Wyatt pulls Davis to the side, offering a few secret words. Brothers, despite their skin colors, bonded through Adaire. Davis chokes back his emotions. Something men tend to do, no matter how much they hurt.
"See any more of Stone Rutledge lately?" Raelean asks.
"No, ma'am," I reply as I shake my head. "One run-in with the law this summer was enough for me, thank you very much."
"That may be, but what are we going to do about Stone? He can't just get away with this. It's been over a month and I'm still mad as hell, can't imagine how you must be feeling."
I appreciate Raelean wants to take this on with me. We've become friends over the last year since she's moved here. But this isn't her burden. It's personal. A family problem.
"He did get away with it, though, didn't he?" I take another chug of my beer before setting it and my drawstring bag down next to her. I stand at the edge of the diving rock and tug my highlighter-yellow bikini from Walmart out of my ass crack. "Besides, we aren't going to do anything. If anyone's going to handle Stone, it'll be me" is all I say before I plunge into the water to wash off the gasoline paw prints still ghosting on my skin.

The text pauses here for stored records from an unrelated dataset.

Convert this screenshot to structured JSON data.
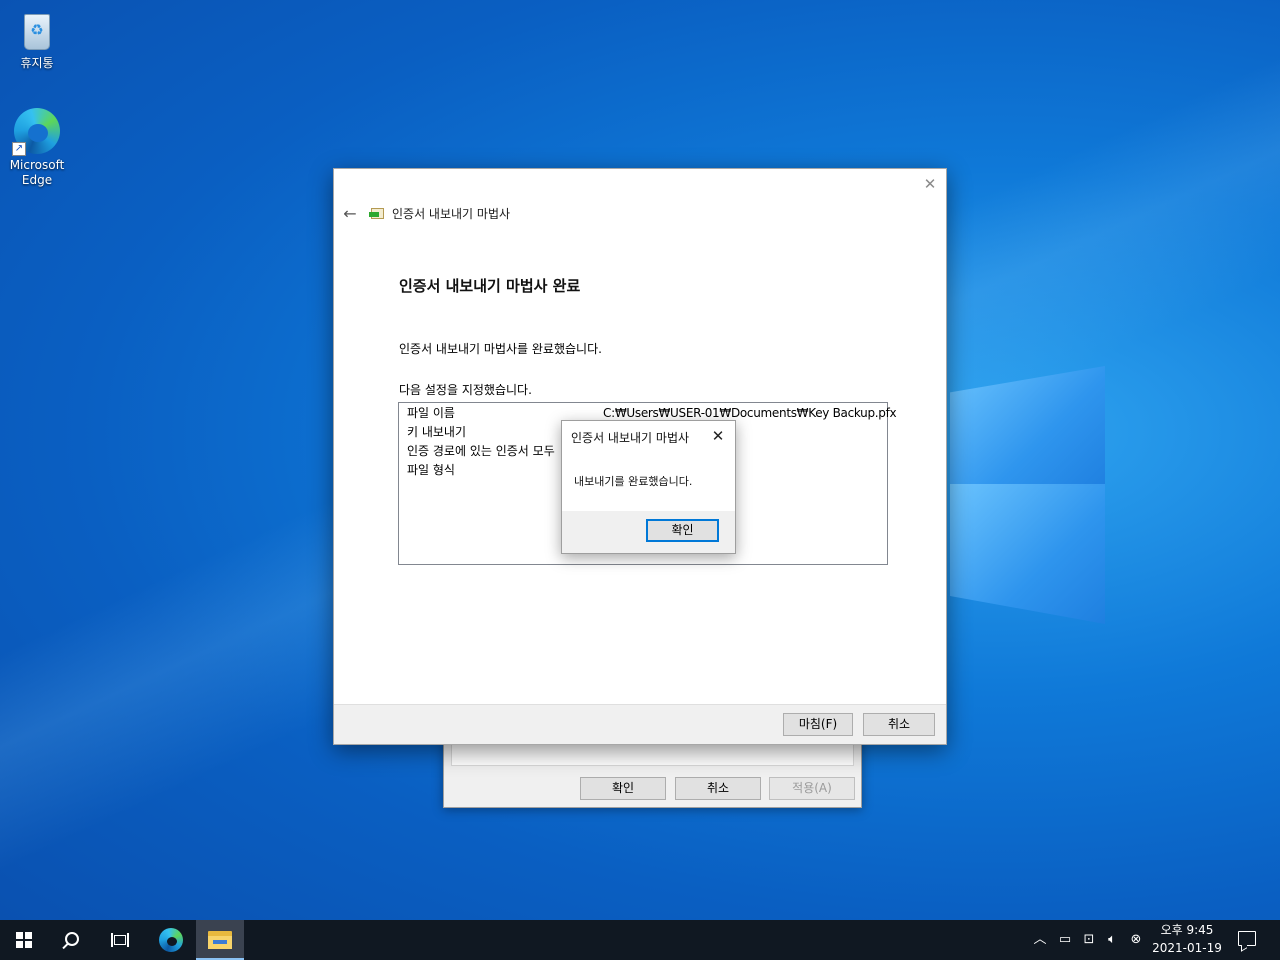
{
  "desktop": {
    "icons": [
      {
        "label": "휴지통",
        "icon": "recycle-bin-icon"
      },
      {
        "label": "Microsoft Edge",
        "icon": "edge-icon"
      }
    ]
  },
  "background_dialog": {
    "ok_label": "확인",
    "cancel_label": "취소",
    "apply_label": "적용(A)"
  },
  "wizard": {
    "app_title": "인증서 내보내기 마법사",
    "heading": "인증서 내보내기 마법사 완료",
    "completed_text": "인증서 내보내기 마법사를 완료했습니다.",
    "settings_intro": "다음 설정을 지정했습니다.",
    "settings": [
      {
        "key": "파일 이름",
        "value": "C:₩Users₩USER-01₩Documents₩Key Backup.pfx"
      },
      {
        "key": "키 내보내기",
        "value": ""
      },
      {
        "key": "인증 경로에 있는 인증서 모두",
        "value": ""
      },
      {
        "key": "파일 형식",
        "value": ""
      }
    ],
    "finish_label": "마침(F)",
    "cancel_label": "취소"
  },
  "message_box": {
    "title": "인증서 내보내기 마법사",
    "text": "내보내기를 완료했습니다.",
    "ok_label": "확인"
  },
  "taskbar": {
    "clock_time": "오후 9:45",
    "clock_date": "2021-01-19",
    "accent": "#0078d7"
  }
}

Water trickles down my face after I come up for air. Far off behind me, I hear Raelean talking to Wyatt and Davis about a barbecue she's having at her house on Sunday; they both nod in agreement, like it sounds like a nice idea. Davis moves on to ask what we think that gunshot was all about. I hum an I don't know, not sure if he hears me, but I don't engage further and stop swimming as something in the woods catches my attention.
I watch. And wait.
Their murmuring conversation is a buzzing gnat in the background. I slink deeper into the water and glide smoothly away. Eyes skimming the woods for another glimpse.

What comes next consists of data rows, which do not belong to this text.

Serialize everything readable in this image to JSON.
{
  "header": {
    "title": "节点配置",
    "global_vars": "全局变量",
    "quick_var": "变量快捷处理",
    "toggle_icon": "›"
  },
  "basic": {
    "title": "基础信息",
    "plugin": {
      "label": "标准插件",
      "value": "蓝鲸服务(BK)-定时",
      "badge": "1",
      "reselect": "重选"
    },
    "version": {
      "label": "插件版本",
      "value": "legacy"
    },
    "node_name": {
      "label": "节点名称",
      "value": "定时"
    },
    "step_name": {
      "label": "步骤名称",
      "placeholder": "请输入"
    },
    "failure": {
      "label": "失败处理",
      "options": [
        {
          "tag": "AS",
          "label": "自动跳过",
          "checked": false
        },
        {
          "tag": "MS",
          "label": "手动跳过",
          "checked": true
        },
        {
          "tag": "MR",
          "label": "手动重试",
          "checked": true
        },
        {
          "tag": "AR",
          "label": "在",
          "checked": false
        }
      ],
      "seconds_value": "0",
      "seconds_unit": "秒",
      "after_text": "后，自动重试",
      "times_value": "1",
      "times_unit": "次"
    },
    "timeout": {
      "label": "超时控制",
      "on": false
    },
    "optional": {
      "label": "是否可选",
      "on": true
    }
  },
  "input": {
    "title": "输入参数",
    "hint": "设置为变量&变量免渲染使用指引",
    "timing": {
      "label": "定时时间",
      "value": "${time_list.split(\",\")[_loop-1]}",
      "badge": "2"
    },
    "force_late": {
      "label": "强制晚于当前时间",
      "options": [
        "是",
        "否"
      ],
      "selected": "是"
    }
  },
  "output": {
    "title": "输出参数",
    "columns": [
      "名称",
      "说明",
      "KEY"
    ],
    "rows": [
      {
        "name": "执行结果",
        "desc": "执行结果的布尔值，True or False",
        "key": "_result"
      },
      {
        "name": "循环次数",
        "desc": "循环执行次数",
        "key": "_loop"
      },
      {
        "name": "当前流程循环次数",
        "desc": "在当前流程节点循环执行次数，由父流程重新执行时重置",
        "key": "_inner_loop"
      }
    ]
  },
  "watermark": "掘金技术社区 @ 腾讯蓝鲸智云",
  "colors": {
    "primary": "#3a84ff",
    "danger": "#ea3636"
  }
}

There it is again. I catch a darkness moving in the depths of the woods.
Not low and stalking like a coyote. Nor cautious and gentle like a deer. No, this is something in the tree canopy that scatters and compacts, then scatters and compacts again and again.

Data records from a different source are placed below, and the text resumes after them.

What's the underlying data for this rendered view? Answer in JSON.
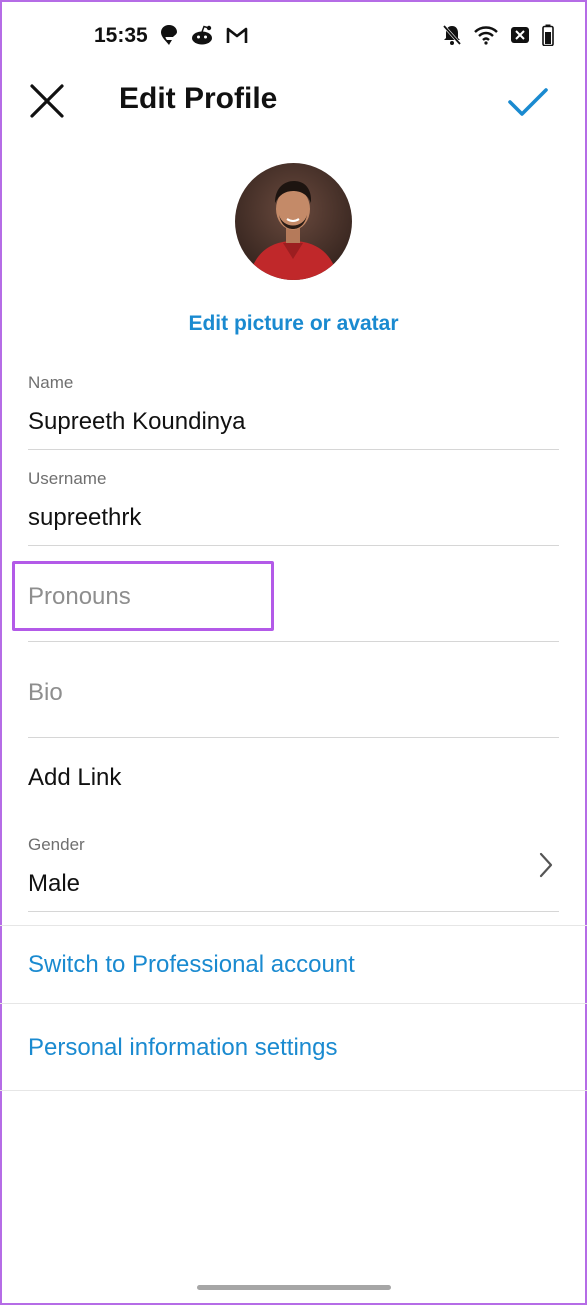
{
  "status_bar": {
    "time": "15:35",
    "left_icons": [
      "swiggy-icon",
      "reddit-icon",
      "gmail-icon"
    ],
    "right_icons": [
      "mute-bell-icon",
      "wifi-icon",
      "sim-off-icon",
      "battery-icon"
    ]
  },
  "header": {
    "title": "Edit Profile",
    "close_icon": "close-icon",
    "done_icon": "check-icon"
  },
  "profile": {
    "edit_picture_label": "Edit picture or avatar"
  },
  "fields": {
    "name": {
      "label": "Name",
      "value": "Supreeth Koundinya"
    },
    "username": {
      "label": "Username",
      "value": "supreethrk"
    },
    "pronouns": {
      "placeholder": "Pronouns"
    },
    "bio": {
      "placeholder": "Bio"
    },
    "add_link": {
      "label": "Add Link"
    },
    "gender": {
      "label": "Gender",
      "value": "Male"
    }
  },
  "links": {
    "professional": "Switch to Professional account",
    "personal_info": "Personal information settings"
  },
  "colors": {
    "accent": "#1a8ad0",
    "highlight": "#b35ae8",
    "frame": "#b56ce6"
  }
}
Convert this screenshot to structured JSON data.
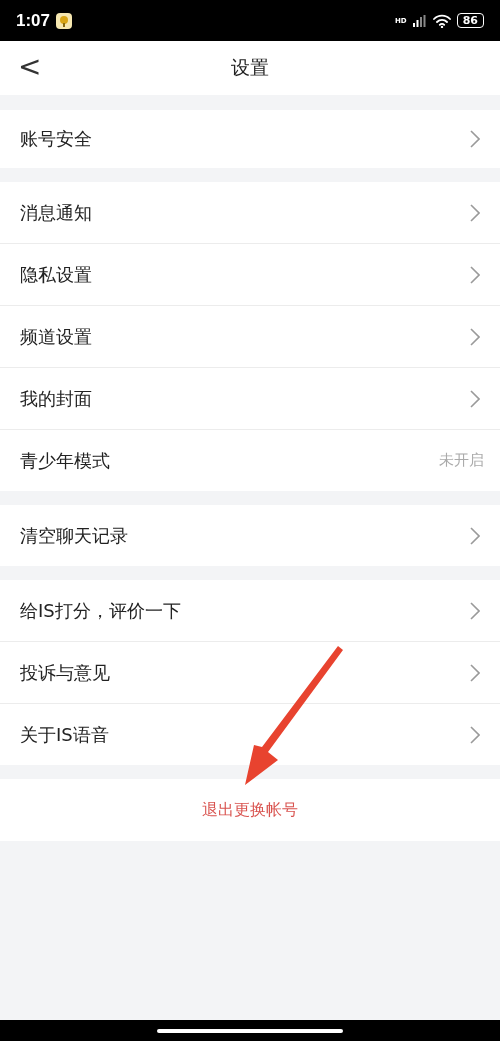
{
  "status_bar": {
    "time": "1:07",
    "network": "HD",
    "battery": "86"
  },
  "header": {
    "back": "<",
    "title": "设置"
  },
  "groups": [
    {
      "rows": [
        {
          "kind": "link",
          "label": "账号安全"
        }
      ]
    },
    {
      "rows": [
        {
          "kind": "link",
          "label": "消息通知"
        },
        {
          "kind": "link",
          "label": "隐私设置"
        },
        {
          "kind": "link",
          "label": "频道设置"
        },
        {
          "kind": "link",
          "label": "我的封面"
        },
        {
          "kind": "status",
          "label": "青少年模式",
          "value": "未开启"
        }
      ]
    },
    {
      "rows": [
        {
          "kind": "link",
          "label": "清空聊天记录"
        }
      ]
    },
    {
      "rows": [
        {
          "kind": "link",
          "label": "给IS打分，评价一下"
        },
        {
          "kind": "link",
          "label": "投诉与意见"
        },
        {
          "kind": "link",
          "label": "关于IS语音"
        }
      ]
    }
  ],
  "logout": {
    "label": "退出更换帐号"
  },
  "annotation": {
    "kind": "arrow"
  }
}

Curious, I swim closer to the other side, farther from the group, their voices now a distant mumble, tracking the erratic movement. The waves of the water rock the horizon line along the shore, blurring the edge of the woods. Eventually, the darkness stays tight together until a shape forms just beyond the tree line.
I squint to make out the shape—a man emerges in the shadowed space. I rear back, taken by surprise.
He isn't coming from the direction of the church. Nor in the direction of the gunshot.
Shade and small breaks of sunlight through the trees camouflage him; I can't quite make out who it is. Just a blur of dark hair and pale skin dressed in all black. Or maybe that's the shadows?
From behind, I hear the others hollering at me, their voices growing louder as I return to my surroundings.
"He's calling for you, Weatherly!" Wyatt yells out over the pond, and I turn, confused.
Wyatt jabs a finger in the air in the direction of the church; so I look that way to see what he's getting all worked up over.
On the other side of the pond, Ricky is waving for me to come over to him.
Good lord. What now? I swim back to the rock to see what the fuss is all about.
"What do you think he wants?" Wyatt asks as he pulls me out of the water. No towel, so I stand there, dripping.
"Who knows? He probably just doesn't understand what ‘it's over' means," I mumble, but then I realize there's a panic to Ricky's stride. Everyone stands, catching on to the sense of urgency.
I glance back over to the trees where the shadowy figure was, but there's nothing there now.
Ricky cups his hands around his mouth and calls my name. Contrary to my good sense, I head over, picking up on a something-ain't-right vibe.
"Hey." Ricky labors to catch his breath—courtesy of years of smoking. "We got a call at the gas station. From the Latham family. About the boys. They said—" More labored breathing. "They said...fetch the Death Talker."